Alors qu'une tension persistante s'installe avec son voisin, l'Afghanistan a récemment décrété l'interdiction totale des importations de médicaments en provenance du Pakistan. Ce tournant stratégique marque une volonté de bâtir une industrie pharmaceutique nationale capable d'améliorer la qualité des soins tout en élargissant les partenariats avec d'autres pays, notamment l'Inde.
Ce changement a été annoncé en novembre dernier, peu après des affrontements sur la frontière entre les deux nations. Les autorités talibanes ont vite compris qu'il était crucial d'éloigner leur dépendance historique vis-à-vis du Pakistan, particulièrement dans le secteur de la santé.
Cela fait désormais près de quatre mois que la frontière est fermée, un symbole de la rupture entre ces deux nations. La décision d'interdire les médicaments pakistanais a été mise en œuvre en février, une mesure qui n'est pas sans conséquences pour la population.
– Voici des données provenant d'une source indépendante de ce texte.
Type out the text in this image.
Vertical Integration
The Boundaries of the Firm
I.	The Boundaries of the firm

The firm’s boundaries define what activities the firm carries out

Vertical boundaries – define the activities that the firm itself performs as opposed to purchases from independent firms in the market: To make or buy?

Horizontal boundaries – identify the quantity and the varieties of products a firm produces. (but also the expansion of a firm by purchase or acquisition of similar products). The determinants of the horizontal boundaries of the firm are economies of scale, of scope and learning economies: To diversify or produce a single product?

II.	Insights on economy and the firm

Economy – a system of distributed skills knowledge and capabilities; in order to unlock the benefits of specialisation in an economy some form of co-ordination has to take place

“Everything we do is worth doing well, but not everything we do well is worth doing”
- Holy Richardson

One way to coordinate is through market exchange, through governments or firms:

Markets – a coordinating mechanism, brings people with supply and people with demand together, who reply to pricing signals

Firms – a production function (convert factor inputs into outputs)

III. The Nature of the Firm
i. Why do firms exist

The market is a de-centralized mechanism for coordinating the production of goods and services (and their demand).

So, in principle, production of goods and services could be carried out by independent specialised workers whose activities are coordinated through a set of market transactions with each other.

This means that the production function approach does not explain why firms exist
"Le ministère des Finances appelle de nouveau les entreprises à importer des médicaments par des voies légales, autres que le Pakistan", a précisé le porte-parole du ministre Abdul Qayoom Naseer à l'AFP.
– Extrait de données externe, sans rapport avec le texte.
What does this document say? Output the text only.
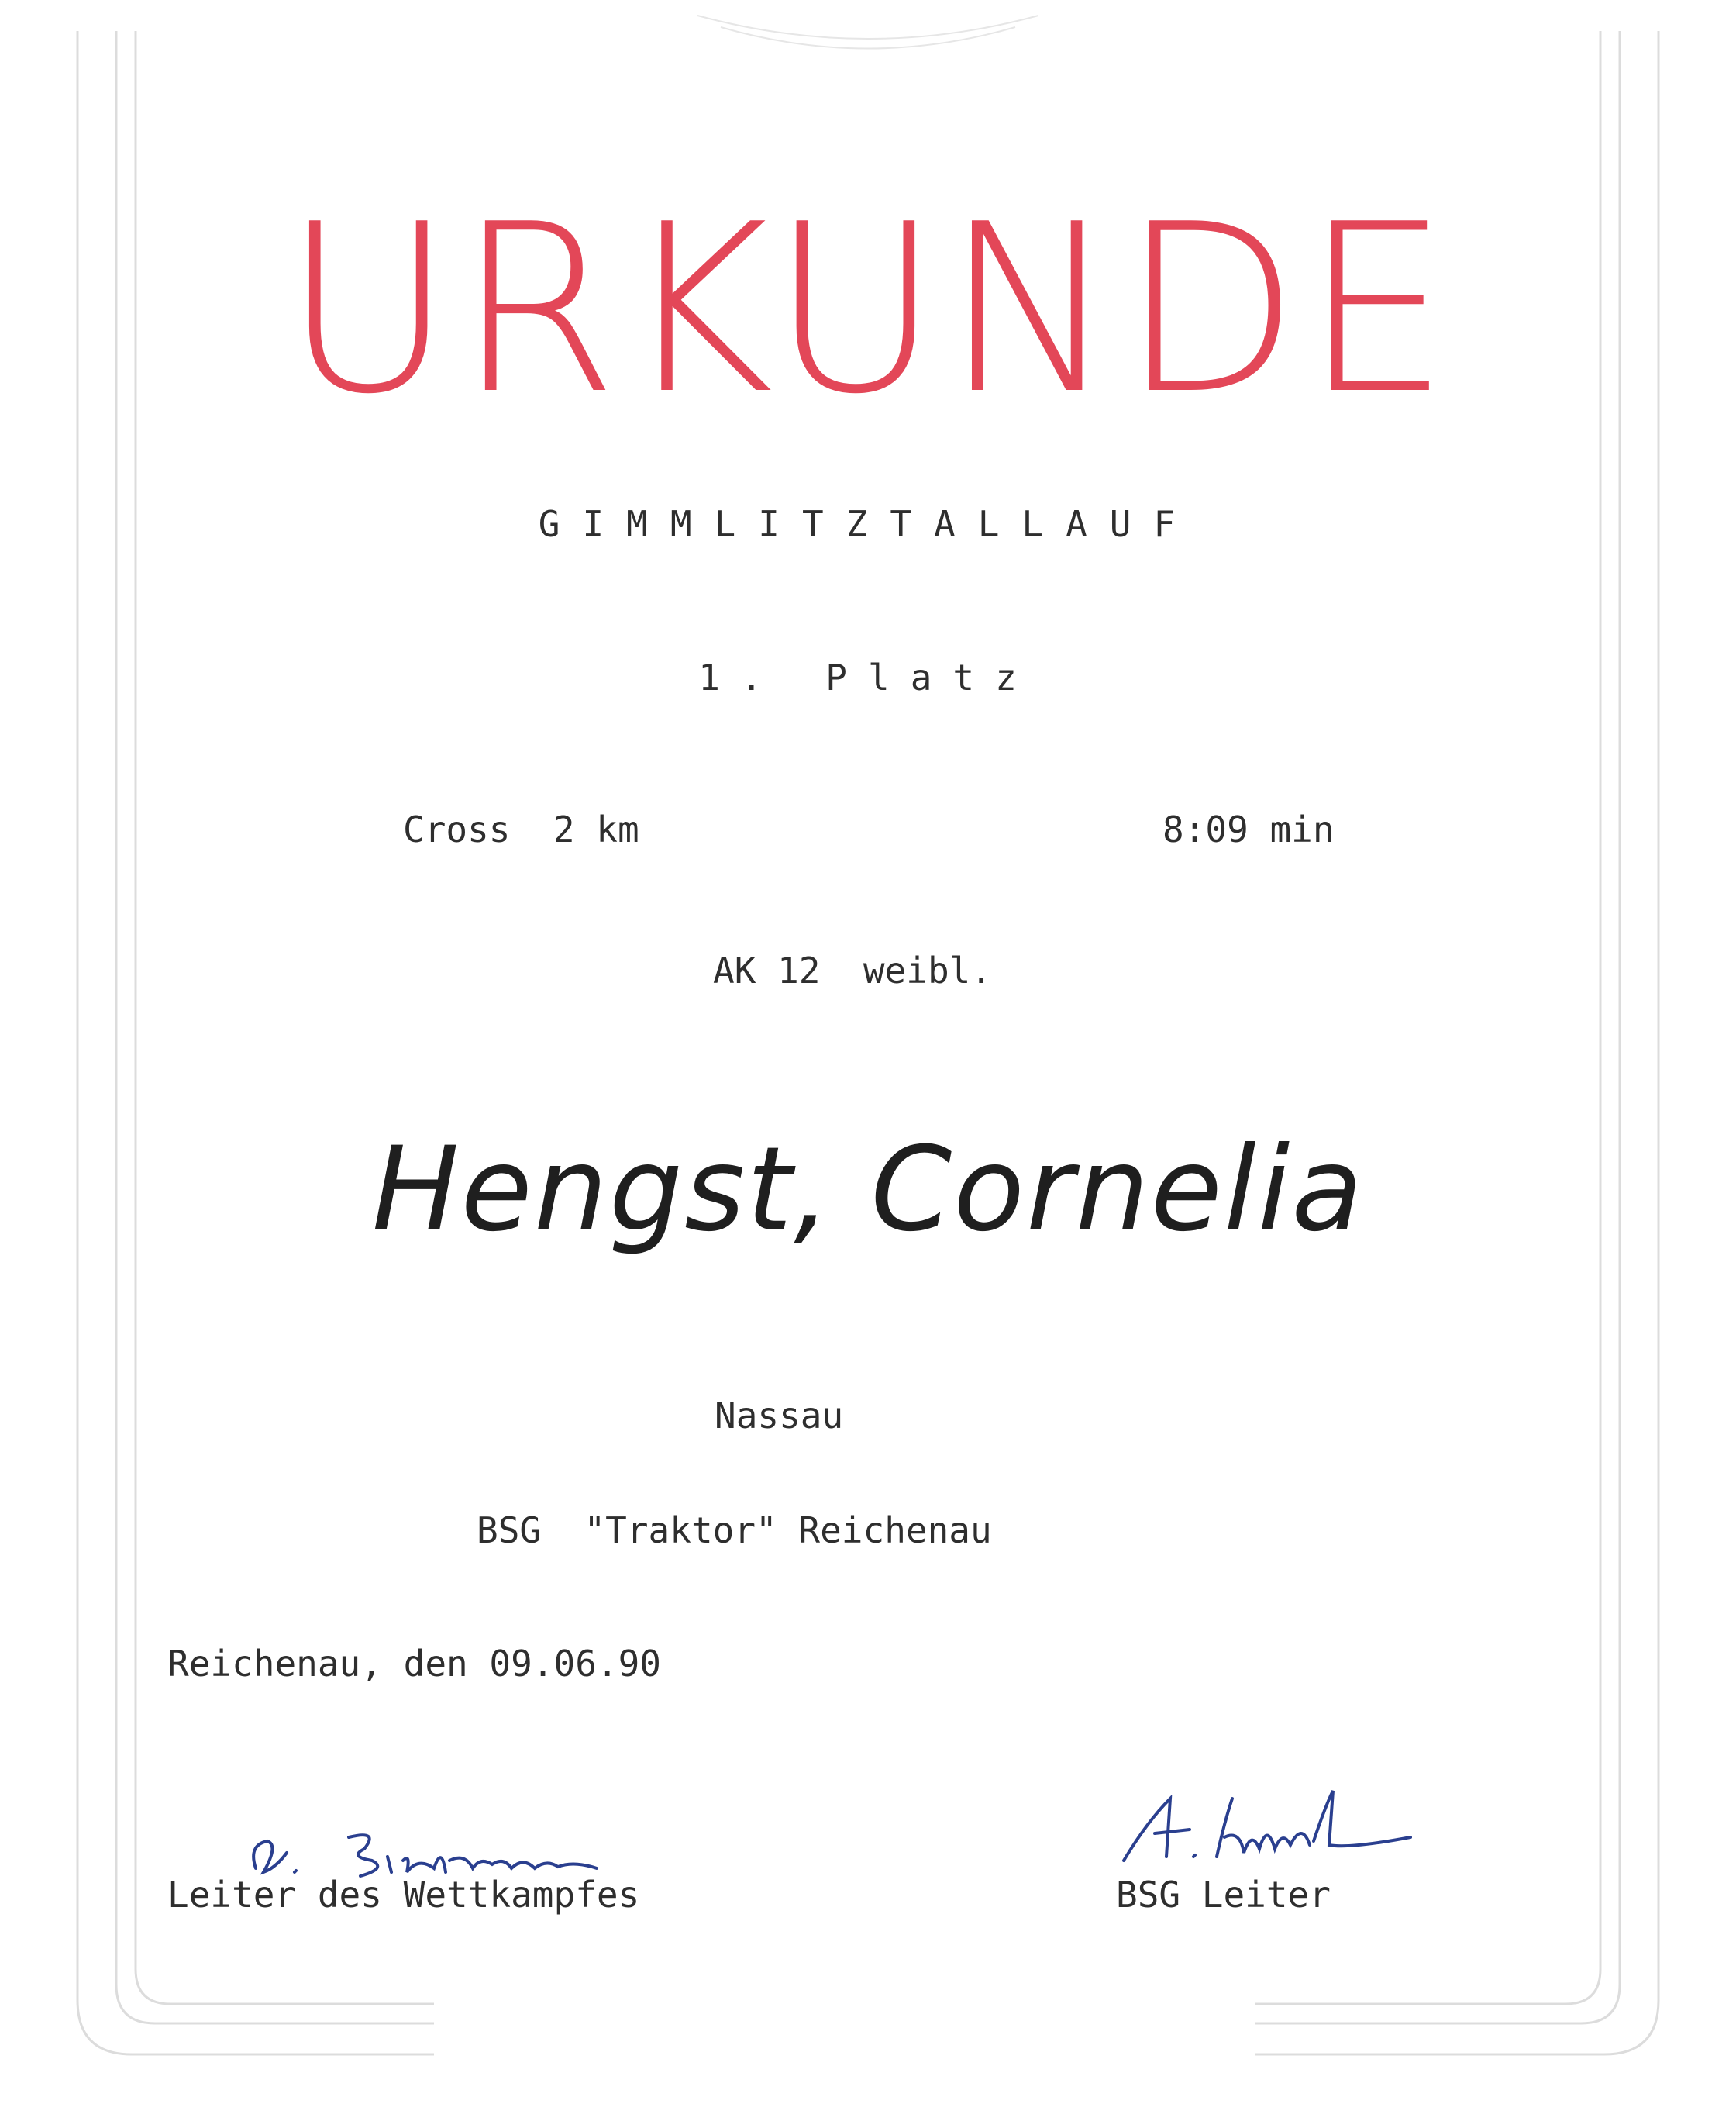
URKUNDE
GIMMLITZTALLAUF
1. Platz
Cross  2 km	8:09 min
AK 12  weibl.
Hengst, Cornelia
Nassau
BSG  "Traktor" Reichenau
Reichenau, den 09.06.90
Leiter des Wettkampfes	BSG Leiter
Pour l'Afghanistan, relever ce défi équivaut à repenser sa stratégie de santé, alors qu'il importait auparavant plus de 50% de ses médicaments de son voisin pakistanais. "Le prix de certains médicaments a grimpé, d'autres sont en rupture de stock, provoquant une gêne significative pour les patients," constate Mujeebullah Afzali, pharmacien à Kaboul.
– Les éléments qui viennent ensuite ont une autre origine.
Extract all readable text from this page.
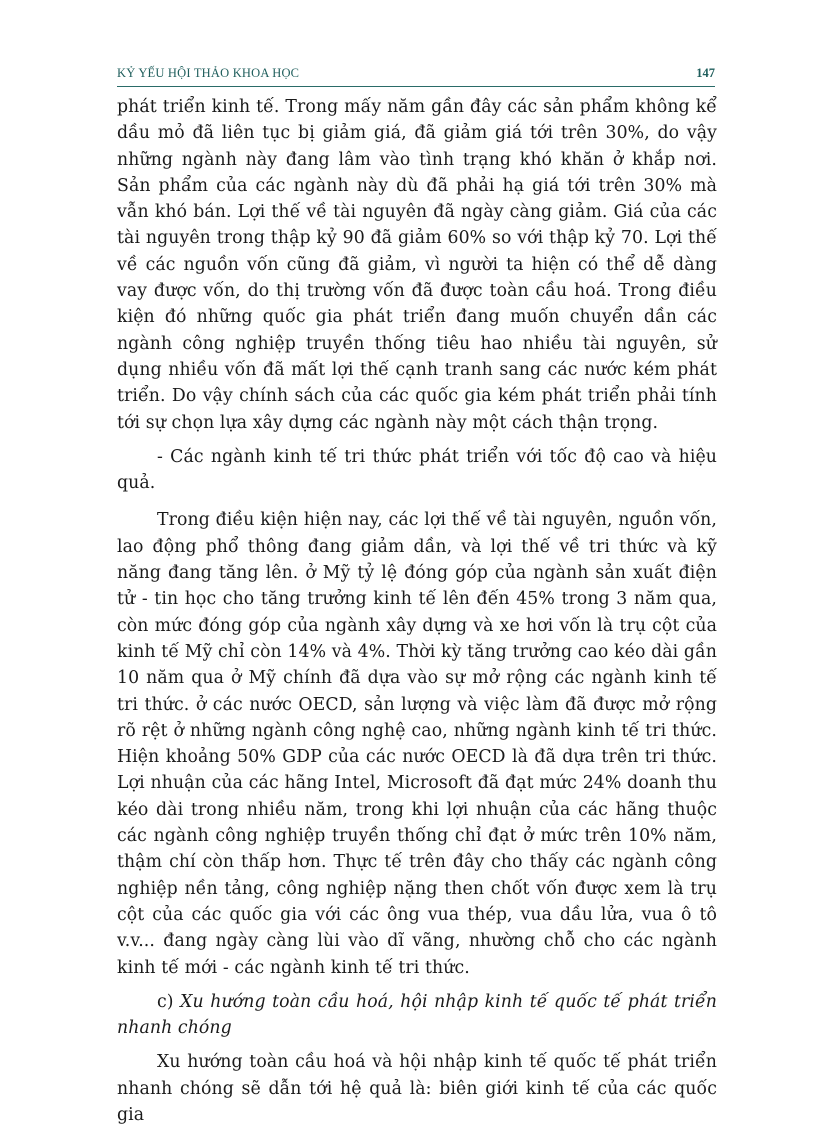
KỶ YẾU HỘI THẢO KHOA HỌC	147

phát triển kinh tế. Trong mấy năm gần đây các sản phẩm không kể dầu mỏ đã liên tục bị giảm giá, đã giảm giá tới trên 30%, do vậy những ngành này đang lâm vào tình trạng khó khăn ở khắp nơi. Sản phẩm của các ngành này dù đã phải hạ giá tới trên 30% mà vẫn khó bán. Lợi thế về tài nguyên đã ngày càng giảm. Giá của các tài nguyên trong thập kỷ 90 đã giảm 60% so với thập kỷ 70. Lợi thế về các nguồn vốn cũng đã giảm, vì người ta hiện có thể dễ dàng vay được vốn, do thị trường vốn đã được toàn cầu hoá. Trong điều kiện đó những quốc gia phát triển đang muốn chuyển dần các ngành công nghiệp truyền thống tiêu hao nhiều tài nguyên, sử dụng nhiều vốn đã mất lợi thế cạnh tranh sang các nước kém phát triển. Do vậy chính sách của các quốc gia kém phát triển phải tính tới sự chọn lựa xây dựng các ngành này một cách thận trọng.

- Các ngành kinh tế tri thức phát triển với tốc độ cao và hiệu quả.

Trong điều kiện hiện nay, các lợi thế về tài nguyên, nguồn vốn, lao động phổ thông đang giảm dần, và lợi thế về tri thức và kỹ năng đang tăng lên. ở Mỹ tỷ lệ đóng góp của ngành sản xuất điện tử - tin học cho tăng trưởng kinh tế lên đến 45% trong 3 năm qua, còn mức đóng góp của ngành xây dựng và xe hơi vốn là trụ cột của kinh tế Mỹ chỉ còn 14% và 4%. Thời kỳ tăng trưởng cao kéo dài gần 10 năm qua ở Mỹ chính đã dựa vào sự mở rộng các ngành kinh tế tri thức. ở các nước OECD, sản lượng và việc làm đã được mở rộng rõ rệt ở những ngành công nghệ cao, những ngành kinh tế tri thức. Hiện khoảng 50% GDP của các nước OECD là đã dựa trên tri thức. Lợi nhuận của các hãng Intel, Microsoft đã đạt mức 24% doanh thu kéo dài trong nhiều năm, trong khi lợi nhuận của các hãng thuộc các ngành công nghiệp truyền thống chỉ đạt ở mức trên 10% năm, thậm chí còn thấp hơn. Thực tế trên đây cho thấy các ngành công nghiệp nền tảng, công nghiệp nặng then chốt vốn được xem là trụ cột của các quốc gia với các ông vua thép, vua dầu lửa, vua ô tô v.v... đang ngày càng lùi vào dĩ vãng, nhường chỗ cho các ngành kinh tế mới - các ngành kinh tế tri thức.

c) Xu hướng toàn cầu hoá, hội nhập kinh tế quốc tế phát triển nhanh chóng

Xu hướng toàn cầu hoá và hội nhập kinh tế quốc tế phát triển nhanh chóng sẽ dẫn tới hệ quả là: biên giới kinh tế của các quốc gia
La fermeture de la frontière impacte également l'approvisionnement en médicaments indiens, qui auparavant passait par le Pakistan. "Nous devons désormais les faire venir par Islam Qala, ce qui augmente les coûts de transport de 10 à 15%, car le trajet est considérablement rallongé", explique Afzali.
Avant, le transport ne représentait que 6 à 7% du coût d'achat d'un médicament. Aujourd'hui, cette proportion atteint 20 à 30%, selon une source anonyme du secteur, ce qui a entraîné des pertes financières colossales pour les distributeurs en médicaments.
Ces difficultés d'approvisionnement poussent certains à recourir à des canaux illégaux. "Par le passé, obtenir un médicament était rapide ; les commandes étaient livrées en quelques jours, légalement ou non," confie la même source.
Le gouvernement taliban justifie cette interdiction par des problèmes de contrefaçon : "Nous avons reçu des produits de mauvaise qualité via des voies non autorisées," rapporte Sharafat Zaman, porte-parole du ministère de la Santé. Bien qu'il reconnaisse que la transition prendra du temps, les autorités afghanes s'activent autour de partenariats avec des pays comme l'Inde, l'Iran et la Turquie.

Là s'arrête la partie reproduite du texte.